Birleşmiş Milletler İklim Değişikliği Çerçeve Sözleşmesi kapsamında her yıl düzenlenen COP toplantılarının 27’ncisi olan COP 27 2022’nin Kasım ayında Mısır’ın Şarm El Şeyh kentinde yapıldı. Toplantı öncesinde konuyla ilgili tartışmaların odağında, 2015 Paris Anlaşması’nda yer alan küresel sıcaklık artışını yüzyıl sonuna kadar 2 derecenin altında tutmak, tercihen 1,5 derece ile sınırlandırmak ve karbon emisyonlarını 2050 itibarı ile sıfırlamak hedefleri vardı. Göründüğü kadarıyla 1,5 derece hedefini tutturmak giderek zorlaşıyor, çünkü bütün ülkeler aynı hız ve samimiyetle çalışmıyor bu konuda.

COP 27’de 1,5 derece hedefine ulaşmayı güvence altına alma yönünde kayda değer bir adım atılmadı. En önemli karar iklim değişikliğinden etkilenen yoksul ülkeler için zengin ülkelerin katkılarıyla bir fon hazırlanmasının kabulü oldu. Yoksul ülkelerin zararlarını karşılamak ve uyum yatırımlarında kullanılmak üzere planlanan bu fon 260 milyon ABD dolarına yaklaşıyor.

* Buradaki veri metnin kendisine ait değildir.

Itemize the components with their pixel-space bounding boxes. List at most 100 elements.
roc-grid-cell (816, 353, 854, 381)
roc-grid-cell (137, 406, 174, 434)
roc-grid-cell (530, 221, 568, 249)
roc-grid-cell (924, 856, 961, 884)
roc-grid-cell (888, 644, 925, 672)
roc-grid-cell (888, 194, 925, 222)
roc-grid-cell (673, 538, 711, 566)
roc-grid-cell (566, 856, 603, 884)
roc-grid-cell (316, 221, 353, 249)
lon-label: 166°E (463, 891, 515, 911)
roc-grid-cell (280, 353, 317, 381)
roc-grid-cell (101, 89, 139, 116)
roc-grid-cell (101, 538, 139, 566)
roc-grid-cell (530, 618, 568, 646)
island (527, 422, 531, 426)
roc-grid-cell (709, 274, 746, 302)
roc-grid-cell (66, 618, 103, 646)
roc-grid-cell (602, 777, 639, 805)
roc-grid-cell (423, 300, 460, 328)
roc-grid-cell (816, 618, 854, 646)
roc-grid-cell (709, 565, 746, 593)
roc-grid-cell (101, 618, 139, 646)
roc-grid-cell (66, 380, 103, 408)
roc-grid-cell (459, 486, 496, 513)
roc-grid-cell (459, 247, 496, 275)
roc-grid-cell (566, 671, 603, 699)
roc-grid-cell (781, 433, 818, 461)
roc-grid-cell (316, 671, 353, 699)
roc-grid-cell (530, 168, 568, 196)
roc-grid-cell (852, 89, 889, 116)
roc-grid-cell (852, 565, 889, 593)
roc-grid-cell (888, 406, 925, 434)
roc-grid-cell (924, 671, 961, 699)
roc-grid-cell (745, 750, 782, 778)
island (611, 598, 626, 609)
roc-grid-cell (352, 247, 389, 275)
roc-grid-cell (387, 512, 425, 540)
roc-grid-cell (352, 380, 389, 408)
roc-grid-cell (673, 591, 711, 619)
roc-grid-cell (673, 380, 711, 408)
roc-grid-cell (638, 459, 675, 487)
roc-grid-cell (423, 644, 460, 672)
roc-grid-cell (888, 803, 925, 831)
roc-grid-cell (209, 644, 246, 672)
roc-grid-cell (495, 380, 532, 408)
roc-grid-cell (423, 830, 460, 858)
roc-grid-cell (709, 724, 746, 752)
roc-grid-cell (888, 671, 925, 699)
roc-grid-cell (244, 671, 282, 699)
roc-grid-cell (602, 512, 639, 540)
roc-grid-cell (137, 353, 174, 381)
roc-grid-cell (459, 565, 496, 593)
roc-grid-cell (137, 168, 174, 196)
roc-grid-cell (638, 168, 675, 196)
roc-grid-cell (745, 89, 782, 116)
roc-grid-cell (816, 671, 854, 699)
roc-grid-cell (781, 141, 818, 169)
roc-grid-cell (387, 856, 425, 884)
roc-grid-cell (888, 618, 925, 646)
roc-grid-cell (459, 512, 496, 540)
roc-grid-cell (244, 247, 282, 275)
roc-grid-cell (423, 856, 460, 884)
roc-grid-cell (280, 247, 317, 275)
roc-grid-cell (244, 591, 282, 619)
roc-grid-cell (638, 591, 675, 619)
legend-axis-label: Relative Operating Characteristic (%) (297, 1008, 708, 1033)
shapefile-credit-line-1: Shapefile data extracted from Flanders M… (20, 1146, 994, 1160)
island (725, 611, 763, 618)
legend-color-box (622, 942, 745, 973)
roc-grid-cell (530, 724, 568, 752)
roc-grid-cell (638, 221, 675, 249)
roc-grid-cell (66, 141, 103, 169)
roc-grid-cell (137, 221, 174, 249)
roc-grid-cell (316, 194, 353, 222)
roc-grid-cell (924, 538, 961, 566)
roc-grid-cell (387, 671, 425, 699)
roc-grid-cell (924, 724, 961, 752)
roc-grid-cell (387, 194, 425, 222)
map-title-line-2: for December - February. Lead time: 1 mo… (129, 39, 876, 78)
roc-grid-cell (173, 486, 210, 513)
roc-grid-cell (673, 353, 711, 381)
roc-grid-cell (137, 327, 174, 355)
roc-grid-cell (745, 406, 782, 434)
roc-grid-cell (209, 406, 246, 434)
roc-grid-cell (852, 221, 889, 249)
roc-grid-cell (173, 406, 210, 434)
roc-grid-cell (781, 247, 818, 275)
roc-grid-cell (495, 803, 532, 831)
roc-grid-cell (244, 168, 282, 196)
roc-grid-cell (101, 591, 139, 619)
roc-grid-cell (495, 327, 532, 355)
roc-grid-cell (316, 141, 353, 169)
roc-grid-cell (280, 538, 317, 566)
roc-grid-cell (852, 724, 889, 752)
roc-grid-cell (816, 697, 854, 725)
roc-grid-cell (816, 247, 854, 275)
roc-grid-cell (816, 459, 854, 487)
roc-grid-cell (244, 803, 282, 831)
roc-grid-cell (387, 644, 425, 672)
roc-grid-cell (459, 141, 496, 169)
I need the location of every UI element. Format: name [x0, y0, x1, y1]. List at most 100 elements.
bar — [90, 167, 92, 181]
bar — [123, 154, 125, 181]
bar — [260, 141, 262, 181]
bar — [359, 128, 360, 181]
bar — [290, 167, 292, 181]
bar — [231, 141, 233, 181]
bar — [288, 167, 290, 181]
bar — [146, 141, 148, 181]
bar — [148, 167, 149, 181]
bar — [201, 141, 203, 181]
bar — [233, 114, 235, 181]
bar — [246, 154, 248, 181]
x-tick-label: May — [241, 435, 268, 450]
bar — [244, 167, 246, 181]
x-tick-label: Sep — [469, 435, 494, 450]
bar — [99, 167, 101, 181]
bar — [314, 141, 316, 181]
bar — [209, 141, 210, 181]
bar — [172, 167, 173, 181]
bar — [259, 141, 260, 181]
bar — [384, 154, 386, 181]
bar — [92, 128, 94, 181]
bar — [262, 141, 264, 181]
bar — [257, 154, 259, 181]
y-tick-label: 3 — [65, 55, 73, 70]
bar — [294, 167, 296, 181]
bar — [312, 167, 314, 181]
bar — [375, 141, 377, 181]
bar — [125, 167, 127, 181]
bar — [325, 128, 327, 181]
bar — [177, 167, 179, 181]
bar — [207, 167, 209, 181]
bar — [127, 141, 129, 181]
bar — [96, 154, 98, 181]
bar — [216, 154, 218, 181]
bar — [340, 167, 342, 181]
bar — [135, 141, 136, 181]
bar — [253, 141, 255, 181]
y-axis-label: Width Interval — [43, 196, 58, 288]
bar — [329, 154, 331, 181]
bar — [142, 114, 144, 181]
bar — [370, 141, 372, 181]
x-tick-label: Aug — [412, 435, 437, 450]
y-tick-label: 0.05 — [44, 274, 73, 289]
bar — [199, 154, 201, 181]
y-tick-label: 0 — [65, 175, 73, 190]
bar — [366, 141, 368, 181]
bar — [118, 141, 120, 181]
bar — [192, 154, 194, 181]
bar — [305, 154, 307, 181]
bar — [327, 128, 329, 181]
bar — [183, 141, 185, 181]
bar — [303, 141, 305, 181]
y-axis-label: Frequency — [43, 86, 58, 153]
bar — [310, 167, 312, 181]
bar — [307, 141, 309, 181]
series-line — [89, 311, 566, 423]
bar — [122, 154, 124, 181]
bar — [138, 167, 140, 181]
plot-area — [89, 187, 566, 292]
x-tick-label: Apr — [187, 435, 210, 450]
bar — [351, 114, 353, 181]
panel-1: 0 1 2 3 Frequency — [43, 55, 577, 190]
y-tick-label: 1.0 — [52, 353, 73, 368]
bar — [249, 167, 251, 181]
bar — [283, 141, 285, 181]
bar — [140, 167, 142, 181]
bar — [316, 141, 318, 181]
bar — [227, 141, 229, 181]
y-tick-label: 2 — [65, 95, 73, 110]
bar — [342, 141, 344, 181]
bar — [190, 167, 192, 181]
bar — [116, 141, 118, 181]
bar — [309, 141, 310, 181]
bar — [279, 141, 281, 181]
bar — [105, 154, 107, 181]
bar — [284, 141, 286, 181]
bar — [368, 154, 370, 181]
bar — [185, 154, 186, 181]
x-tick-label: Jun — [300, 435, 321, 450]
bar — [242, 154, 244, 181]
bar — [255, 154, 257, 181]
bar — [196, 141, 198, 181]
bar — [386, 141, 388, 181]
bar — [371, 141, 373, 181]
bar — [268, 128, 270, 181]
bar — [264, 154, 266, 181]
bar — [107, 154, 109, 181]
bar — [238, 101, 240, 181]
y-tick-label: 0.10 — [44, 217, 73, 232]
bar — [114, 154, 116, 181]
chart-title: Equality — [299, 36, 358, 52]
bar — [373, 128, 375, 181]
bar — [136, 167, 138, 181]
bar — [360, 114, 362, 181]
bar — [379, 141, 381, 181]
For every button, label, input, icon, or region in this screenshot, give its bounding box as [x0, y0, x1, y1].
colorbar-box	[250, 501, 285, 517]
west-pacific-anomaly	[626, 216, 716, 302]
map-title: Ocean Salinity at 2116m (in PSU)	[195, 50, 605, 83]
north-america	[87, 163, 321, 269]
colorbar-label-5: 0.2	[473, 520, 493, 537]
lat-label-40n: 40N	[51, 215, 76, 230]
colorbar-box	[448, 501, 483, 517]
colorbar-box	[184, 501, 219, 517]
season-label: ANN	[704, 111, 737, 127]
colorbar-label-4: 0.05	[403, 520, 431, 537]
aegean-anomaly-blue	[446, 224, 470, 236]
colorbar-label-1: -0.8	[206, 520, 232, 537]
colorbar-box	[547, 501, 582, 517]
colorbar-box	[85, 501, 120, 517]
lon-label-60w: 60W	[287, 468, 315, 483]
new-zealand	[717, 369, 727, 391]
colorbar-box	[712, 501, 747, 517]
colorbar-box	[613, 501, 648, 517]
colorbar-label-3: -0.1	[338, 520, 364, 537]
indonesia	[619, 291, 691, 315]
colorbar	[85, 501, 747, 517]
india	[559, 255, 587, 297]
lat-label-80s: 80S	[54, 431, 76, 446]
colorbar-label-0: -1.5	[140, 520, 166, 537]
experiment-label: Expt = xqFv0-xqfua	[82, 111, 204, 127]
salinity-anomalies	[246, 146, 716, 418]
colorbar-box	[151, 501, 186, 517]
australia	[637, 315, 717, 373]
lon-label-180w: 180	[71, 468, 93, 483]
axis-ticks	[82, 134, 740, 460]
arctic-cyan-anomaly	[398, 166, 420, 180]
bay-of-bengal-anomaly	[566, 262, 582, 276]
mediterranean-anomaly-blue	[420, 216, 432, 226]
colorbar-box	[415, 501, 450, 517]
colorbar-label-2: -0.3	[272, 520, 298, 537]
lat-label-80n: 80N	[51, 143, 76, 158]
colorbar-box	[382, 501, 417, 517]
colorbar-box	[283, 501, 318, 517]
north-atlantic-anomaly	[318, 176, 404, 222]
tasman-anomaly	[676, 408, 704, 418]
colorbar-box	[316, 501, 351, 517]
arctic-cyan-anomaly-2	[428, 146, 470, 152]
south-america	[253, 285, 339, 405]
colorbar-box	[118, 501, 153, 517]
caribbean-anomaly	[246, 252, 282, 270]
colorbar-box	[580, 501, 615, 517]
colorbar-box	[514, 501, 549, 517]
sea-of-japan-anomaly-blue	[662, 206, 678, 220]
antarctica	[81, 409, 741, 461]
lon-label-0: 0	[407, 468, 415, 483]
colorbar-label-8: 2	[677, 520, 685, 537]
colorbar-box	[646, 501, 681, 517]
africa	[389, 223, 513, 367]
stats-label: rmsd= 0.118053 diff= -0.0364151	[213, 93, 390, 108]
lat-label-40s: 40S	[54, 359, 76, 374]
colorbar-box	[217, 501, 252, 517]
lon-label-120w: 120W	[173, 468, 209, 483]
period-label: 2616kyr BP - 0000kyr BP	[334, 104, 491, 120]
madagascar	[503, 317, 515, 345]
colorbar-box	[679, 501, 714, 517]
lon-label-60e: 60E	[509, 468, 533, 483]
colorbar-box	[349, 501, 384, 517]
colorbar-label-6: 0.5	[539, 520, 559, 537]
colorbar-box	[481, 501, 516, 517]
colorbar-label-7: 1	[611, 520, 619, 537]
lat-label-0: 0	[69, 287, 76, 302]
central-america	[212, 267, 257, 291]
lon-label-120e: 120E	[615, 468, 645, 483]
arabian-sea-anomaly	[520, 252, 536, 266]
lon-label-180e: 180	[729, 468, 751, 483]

Şarm El Şeyh toplantısı başlamadan önce saygın The Economist dergisi “1,5 Derece ile Vedalaşın” kapağıyla yayımlandı[1]. Dergi bu hedefin gerçekçi olmadığına dikkat çekerek, “ulaşamayacağınız hedeflerin peşinde koşmayın, iklim değişikliğinin sonuçlarına uyum sağlama yönündeki yatırımlar çok önemli” demeye getirdi ve bu süreçte sigorta sektörünün oynayacağı kritik role dikkat çekti. Bir başka ifade ile, COP 27 toplantısı sigorta sektörünün bu alandaki önemli rolünün bir kez daha hatırlanmasına vesile oldu.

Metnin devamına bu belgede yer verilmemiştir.